Boş Zaman Kavramı
Okuduğunuz yazı Günün Yazısı olarak seçilmiştir.
Zaman, su gibi akıp geçse de insanoğlunun en hoyratça tükettiği bir değer, değer desem de değerini bilmediğimiz bir nimet. Hem de Allah’ın üstüne yemin ettiği bir nimet. (Asr Suresi) Öylesine hoyrat davranıyoruz ki boş zaman kavramı diye bir kavram üretmişiz. Söyleşilerde anlı şanlı makam mansıp sahibi kişilere soru yöneltirken kullanılıyor bu kavram.
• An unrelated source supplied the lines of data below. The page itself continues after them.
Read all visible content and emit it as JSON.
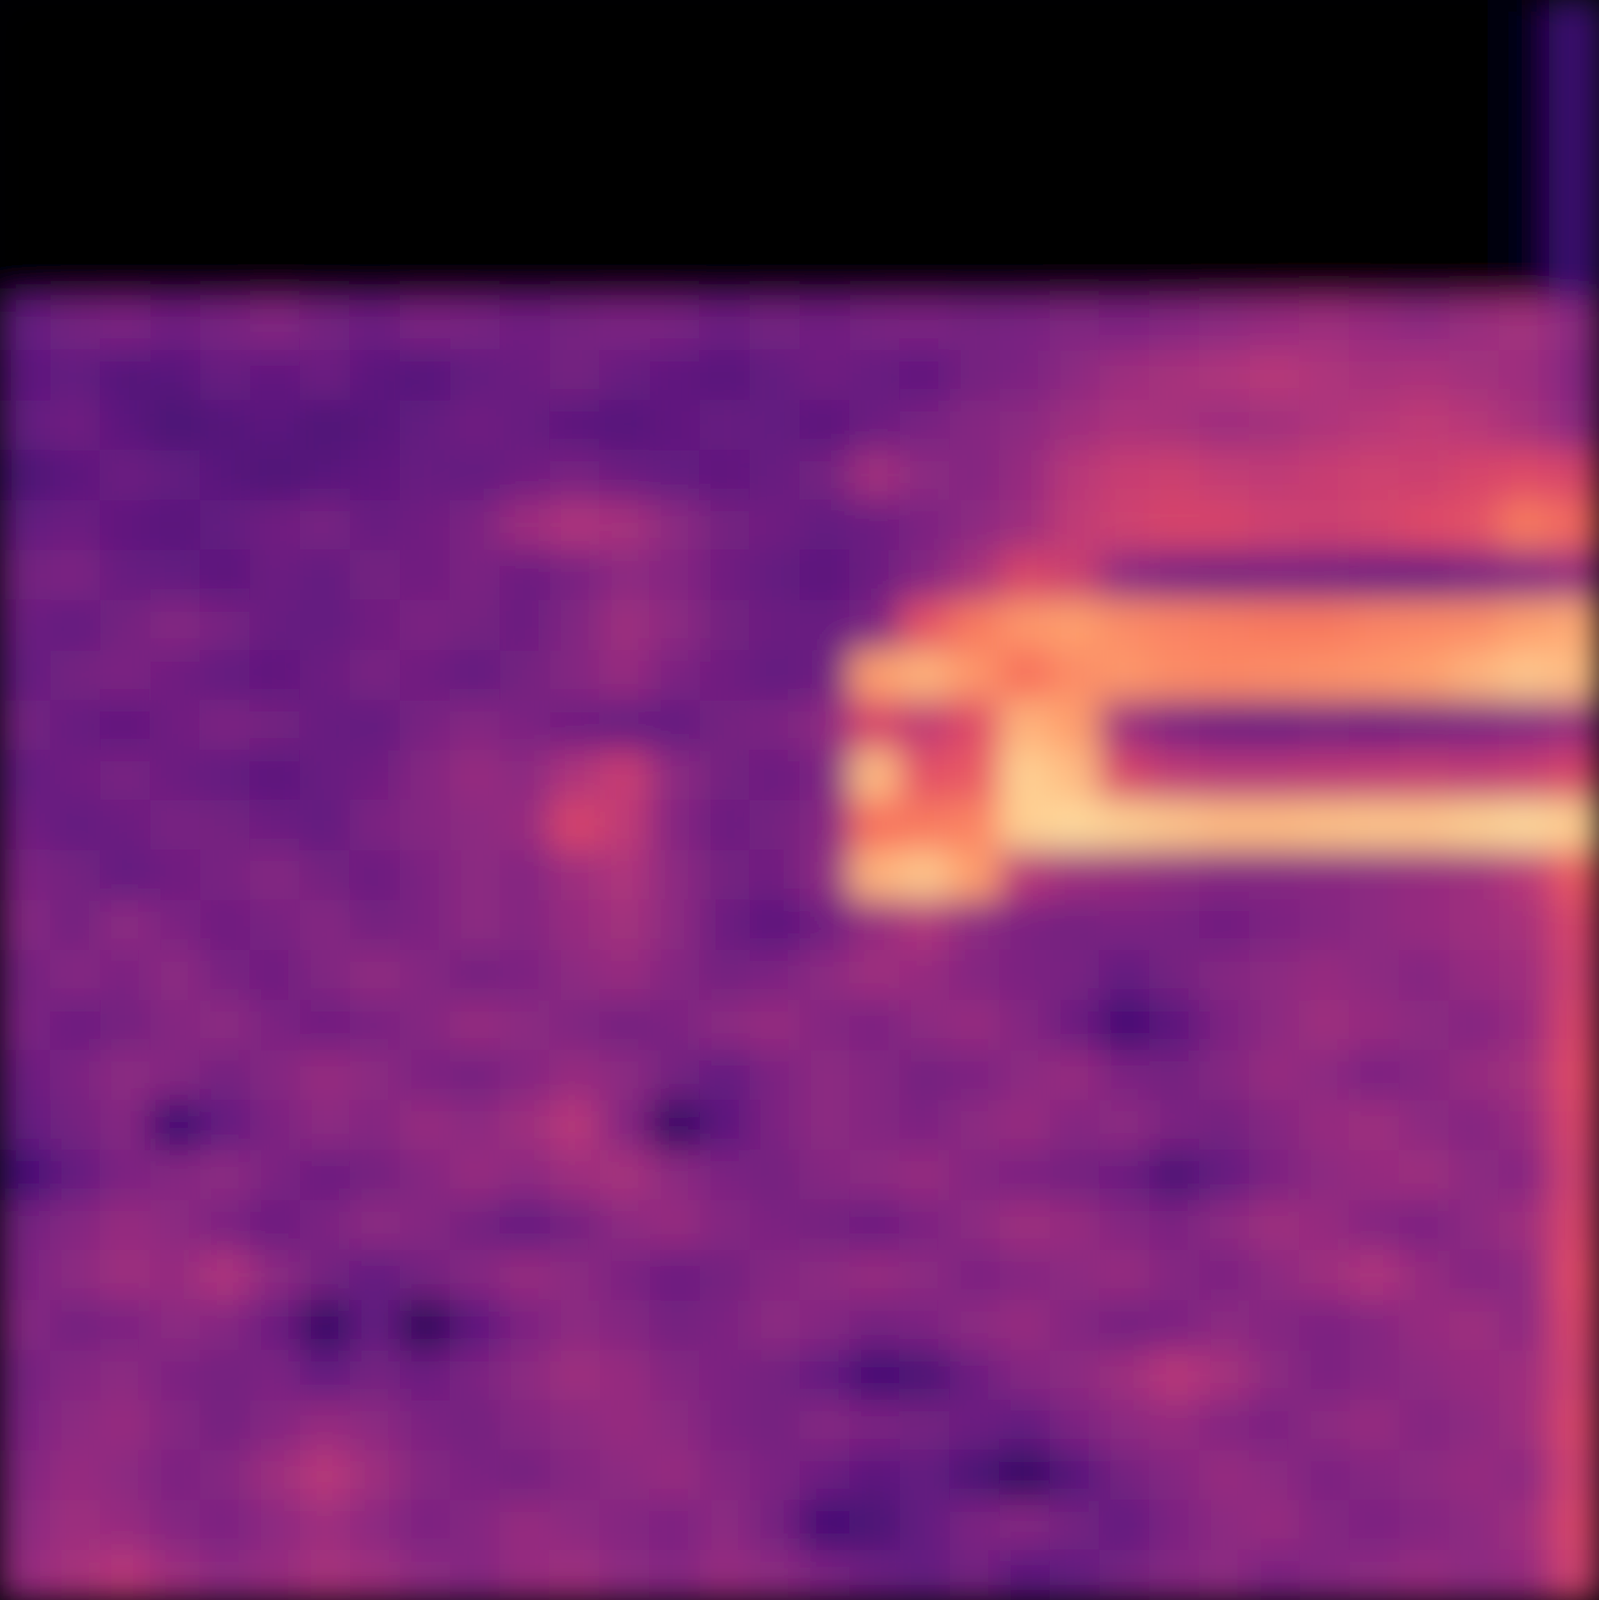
{
  "chart_data": {
    "type": "heatmap",
    "tick_labels": false,
    "zlim": [
      0,
      100
    ],
    "cells": [
      [
        0,
        0,
        0,
        0,
        0,
        0,
        0,
        0,
        0,
        0,
        0,
        0,
        0,
        0,
        0,
        0,
        0,
        0,
        0,
        0,
        0,
        0,
        0,
        0,
        0,
        0,
        0,
        0,
        0,
        0,
        3,
        20
      ],
      [
        0,
        0,
        0,
        0,
        0,
        0,
        0,
        0,
        0,
        0,
        0,
        0,
        0,
        0,
        0,
        0,
        0,
        0,
        0,
        0,
        0,
        0,
        0,
        0,
        0,
        0,
        0,
        0,
        0,
        0,
        3,
        20
      ],
      [
        0,
        0,
        0,
        0,
        0,
        0,
        0,
        0,
        0,
        0,
        0,
        0,
        0,
        0,
        0,
        0,
        0,
        0,
        0,
        0,
        0,
        0,
        0,
        0,
        0,
        0,
        0,
        0,
        0,
        0,
        3,
        20
      ],
      [
        0,
        0,
        0,
        0,
        0,
        0,
        0,
        0,
        0,
        0,
        0,
        0,
        0,
        0,
        0,
        0,
        0,
        0,
        0,
        0,
        0,
        0,
        0,
        0,
        0,
        0,
        0,
        0,
        0,
        0,
        3,
        20
      ],
      [
        0,
        0,
        0,
        0,
        0,
        0,
        0,
        0,
        0,
        0,
        0,
        0,
        0,
        0,
        0,
        0,
        0,
        0,
        0,
        0,
        0,
        0,
        0,
        0,
        0,
        0,
        0,
        0,
        0,
        0,
        3,
        20
      ],
      [
        0,
        0,
        0,
        0,
        0,
        0,
        0,
        0,
        0,
        0,
        0,
        0,
        0,
        0,
        0,
        0,
        0,
        0,
        0,
        0,
        0,
        0,
        0,
        0,
        0,
        0,
        0,
        0,
        0,
        0,
        3,
        20
      ],
      [
        30,
        34,
        36,
        33,
        35,
        38,
        34,
        32,
        36,
        35,
        33,
        34,
        36,
        35,
        32,
        34,
        33,
        35,
        36,
        34,
        35,
        37,
        36,
        38,
        40,
        42,
        44,
        42,
        40,
        43,
        45,
        40
      ],
      [
        28,
        30,
        26,
        27,
        31,
        29,
        32,
        28,
        26,
        30,
        32,
        34,
        31,
        29,
        27,
        30,
        33,
        31,
        29,
        34,
        36,
        40,
        44,
        46,
        48,
        50,
        48,
        46,
        47,
        45,
        44,
        38
      ],
      [
        30,
        33,
        28,
        24,
        26,
        28,
        25,
        27,
        30,
        33,
        31,
        28,
        26,
        29,
        31,
        30,
        28,
        32,
        35,
        38,
        40,
        44,
        47,
        46,
        44,
        45,
        48,
        50,
        52,
        50,
        46,
        40
      ],
      [
        24,
        28,
        32,
        30,
        27,
        25,
        27,
        29,
        31,
        30,
        33,
        35,
        32,
        30,
        29,
        31,
        34,
        45,
        40,
        38,
        42,
        50,
        54,
        55,
        53,
        52,
        54,
        56,
        55,
        58,
        60,
        58
      ],
      [
        30,
        32,
        29,
        27,
        30,
        33,
        35,
        31,
        33,
        36,
        44,
        48,
        46,
        40,
        34,
        33,
        30,
        32,
        36,
        40,
        44,
        52,
        56,
        58,
        58,
        56,
        55,
        57,
        60,
        62,
        72,
        68
      ],
      [
        34,
        36,
        31,
        30,
        28,
        32,
        30,
        34,
        33,
        36,
        32,
        35,
        40,
        38,
        33,
        30,
        28,
        32,
        38,
        46,
        58,
        55,
        40,
        36,
        34,
        35,
        34,
        33,
        32,
        35,
        38,
        42
      ],
      [
        32,
        30,
        34,
        38,
        35,
        31,
        30,
        33,
        36,
        34,
        32,
        37,
        44,
        40,
        34,
        32,
        31,
        36,
        62,
        72,
        78,
        80,
        76,
        74,
        73,
        72,
        72,
        74,
        75,
        76,
        80,
        82
      ],
      [
        30,
        34,
        36,
        33,
        30,
        29,
        32,
        35,
        33,
        30,
        34,
        38,
        42,
        36,
        33,
        30,
        32,
        80,
        84,
        78,
        70,
        76,
        78,
        76,
        75,
        76,
        77,
        78,
        80,
        84,
        88,
        86
      ],
      [
        34,
        31,
        29,
        33,
        36,
        34,
        31,
        30,
        35,
        38,
        36,
        33,
        31,
        30,
        34,
        36,
        40,
        58,
        52,
        60,
        84,
        80,
        44,
        36,
        33,
        32,
        34,
        33,
        34,
        36,
        38,
        42
      ],
      [
        30,
        33,
        35,
        32,
        30,
        28,
        31,
        33,
        38,
        42,
        40,
        48,
        54,
        40,
        34,
        32,
        36,
        86,
        62,
        64,
        90,
        86,
        58,
        52,
        50,
        50,
        51,
        52,
        53,
        52,
        54,
        58
      ],
      [
        33,
        30,
        32,
        35,
        34,
        32,
        30,
        36,
        38,
        40,
        42,
        58,
        52,
        38,
        32,
        34,
        38,
        70,
        72,
        74,
        90,
        92,
        90,
        88,
        86,
        86,
        87,
        88,
        88,
        90,
        92,
        90
      ],
      [
        36,
        34,
        30,
        33,
        35,
        38,
        34,
        32,
        36,
        40,
        38,
        44,
        48,
        40,
        34,
        33,
        40,
        84,
        88,
        80,
        50,
        44,
        42,
        40,
        38,
        38,
        39,
        40,
        42,
        44,
        50,
        64
      ],
      [
        38,
        34,
        40,
        36,
        33,
        35,
        38,
        34,
        36,
        40,
        38,
        42,
        45,
        40,
        32,
        28,
        33,
        42,
        48,
        40,
        36,
        34,
        36,
        35,
        33,
        36,
        38,
        40,
        42,
        44,
        46,
        58
      ],
      [
        34,
        38,
        36,
        40,
        35,
        33,
        37,
        41,
        38,
        34,
        36,
        40,
        42,
        38,
        34,
        36,
        40,
        44,
        42,
        38,
        36,
        35,
        30,
        34,
        38,
        40,
        42,
        40,
        38,
        42,
        44,
        56
      ],
      [
        36,
        32,
        34,
        38,
        40,
        36,
        33,
        35,
        38,
        42,
        40,
        37,
        34,
        36,
        40,
        42,
        38,
        36,
        40,
        42,
        38,
        32,
        22,
        28,
        36,
        40,
        44,
        42,
        40,
        38,
        42,
        58
      ],
      [
        32,
        36,
        40,
        38,
        34,
        38,
        42,
        40,
        36,
        34,
        38,
        42,
        40,
        34,
        30,
        36,
        40,
        38,
        34,
        36,
        40,
        42,
        36,
        34,
        38,
        42,
        40,
        36,
        38,
        42,
        45,
        60
      ],
      [
        30,
        34,
        38,
        20,
        30,
        36,
        40,
        38,
        42,
        40,
        44,
        50,
        38,
        18,
        28,
        36,
        40,
        38,
        36,
        40,
        42,
        38,
        40,
        36,
        34,
        38,
        42,
        44,
        40,
        38,
        42,
        58
      ],
      [
        22,
        30,
        36,
        38,
        40,
        36,
        32,
        34,
        38,
        42,
        40,
        44,
        46,
        40,
        36,
        34,
        38,
        40,
        42,
        38,
        36,
        34,
        32,
        24,
        30,
        36,
        40,
        42,
        44,
        40,
        38,
        56
      ],
      [
        34,
        38,
        42,
        40,
        36,
        32,
        36,
        40,
        38,
        34,
        30,
        34,
        40,
        42,
        38,
        36,
        34,
        32,
        36,
        40,
        44,
        42,
        38,
        36,
        40,
        44,
        42,
        38,
        36,
        40,
        44,
        58
      ],
      [
        36,
        40,
        44,
        42,
        48,
        40,
        34,
        30,
        34,
        38,
        42,
        40,
        36,
        32,
        34,
        38,
        40,
        42,
        40,
        36,
        38,
        40,
        42,
        38,
        36,
        40,
        44,
        48,
        42,
        38,
        40,
        60
      ],
      [
        38,
        34,
        36,
        40,
        38,
        32,
        18,
        30,
        16,
        28,
        36,
        40,
        38,
        34,
        36,
        40,
        38,
        34,
        36,
        40,
        42,
        38,
        34,
        36,
        40,
        38,
        36,
        38,
        42,
        44,
        40,
        58
      ],
      [
        34,
        38,
        40,
        36,
        34,
        36,
        30,
        34,
        32,
        36,
        40,
        44,
        42,
        38,
        36,
        34,
        30,
        22,
        24,
        32,
        38,
        40,
        44,
        50,
        46,
        40,
        36,
        38,
        40,
        42,
        44,
        56
      ],
      [
        36,
        40,
        42,
        38,
        34,
        38,
        42,
        40,
        36,
        34,
        38,
        40,
        42,
        40,
        36,
        34,
        38,
        36,
        34,
        32,
        30,
        36,
        40,
        42,
        38,
        36,
        40,
        42,
        38,
        40,
        44,
        58
      ],
      [
        38,
        42,
        40,
        36,
        38,
        44,
        50,
        44,
        38,
        36,
        34,
        38,
        40,
        42,
        38,
        36,
        32,
        28,
        30,
        24,
        18,
        26,
        34,
        38,
        42,
        40,
        36,
        38,
        40,
        42,
        40,
        56
      ],
      [
        40,
        44,
        42,
        38,
        36,
        40,
        44,
        40,
        36,
        38,
        42,
        40,
        38,
        36,
        40,
        34,
        22,
        24,
        30,
        36,
        38,
        34,
        30,
        36,
        40,
        42,
        38,
        36,
        38,
        40,
        44,
        58
      ],
      [
        42,
        46,
        50,
        44,
        40,
        42,
        46,
        44,
        40,
        38,
        42,
        44,
        40,
        38,
        42,
        40,
        36,
        32,
        30,
        34,
        28,
        30,
        34,
        38,
        40,
        36,
        38,
        40,
        42,
        40,
        42,
        56
      ]
    ]
  }
}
Hoş beşten ve titri ifade eden okkalı sorulardan sonra,
- Efendim boş zamanlarınızı nasıl değerlendirirsiniz?
El cavap:
- Tabi ……… .. nın boş vakti pek olmaz. Dedikten sonra boş vaktin nasıl değerlendirildiği sıralanır:
- Klasik batı müziği dinlerim.
- Okurum
- Spor yaparım
- Yüzerim vb. ifadeler.
Cümle olumsuz kavramlar gibi, boş zaman kavramını da insanoğlunun kendisi uydurur. Bu durumu aşağıda yer vereceğim anekdot çok güzel vurgular:
Efendim, iç Anadolu’muzun güzide bir ilinin nadide bir ilçesinde Belediye encümeni görevini uhdesinde taşıyan kişilerden bir kaçı kahvede oyun oynayarak boş vakit değerlendirmektedir(!) o esnada içlerinden birinin aklına asli görevleri düşer.
-Yahu böyle oyun oynamakla vakit mi geçer. Haydi gidip belediyeye bir encümen kareli ( Karar) alalım. Der. Bunun asıl mizahi yönü böyle bir hâlin sık sık tekrarlanmasından naşidir.
Biz toplum olarak cümle işlerimizi icap ettiği için değil, iş olsun, dostlar alışverişte görsün babında yapar ederiz. O yüzden de hiçbir işimiz düzen tutmaz.
Bendeniz de 30 Mart 2014 Mahalli idareler seçiminde bina sorumlusuydum. Görev yerimde beklerken yazdım bu “Boş Zaman Kavramı” adlı yazıyı. Ee ben de bu toplumun bir mensubuyum onlardan geri kalmam reva mı? İzninizle bende boş zamanımın bir zerresini bu çala kalem yazıyı yazarak değerlendirdim. Yazımızın pek ehemmiyeti olmasa da. Son cümle ile zevahiri kurtarayım bari. Efendim bu mahalli seçimler ülkemize ve milletimize hayırlı olsun. Güzellikler getirsin.
Ankara, 30.03.2014 İ.K
YORUMLAR
Pek güzel ifade etmişsiniz, fakat sınırlamayı ''biz '' ile yapınca, tüm bu toprakları, yani şöyle haritaya bakınca çok da uzağa gitmeyen cenubi ve şarki cihetteki irice bir coğrafyayı gözardı etmişsiniz. Demem o ki, hadisenin özü, genelde oryantal hayat duruşu olup, özelde de bu duruşun, ''dinlenme'' kavramına yüklediği pek sıcak ve pek yakın mealdir.
Fekat her şey bir yana, çayınız nerede ki bu sefer?
derken yorulduğumu hissettim..dinleneyim bir zeman..:)
Elinize sağık..Saygılarla..
Ben de son cümlenize AMİİN diyerek notumu düşeyim ! Yazınız kısa ve çok manalı ve anlayanın ne tarafa çekeceği belli olmayan sonu açık bir anlatım.
Acizane bende diyorum ki !!! Allah u Tealanın bizleri yaratmasındaki amaç Dünya imtihanı. Burada topladıklarımızı Ahirette karşımızda bulacağız.Haram - Sevap gibi. Allah u Teala Müslümanların boş zamanları olmadığını, ya kendisi için ibadet ederek ya da çevresindekilere faydalı olarak geçirmemizi Ayet i Kerimelerle bildiriyor.
Bunun için bende diyorum ki Müslümanım diyen hiç bir kulun boş zamanı olmamalı.
Yazınızın güne gelmesinden dolayı sizi kutlarken,Yüreğiniz hiç dert görmesin inşallah.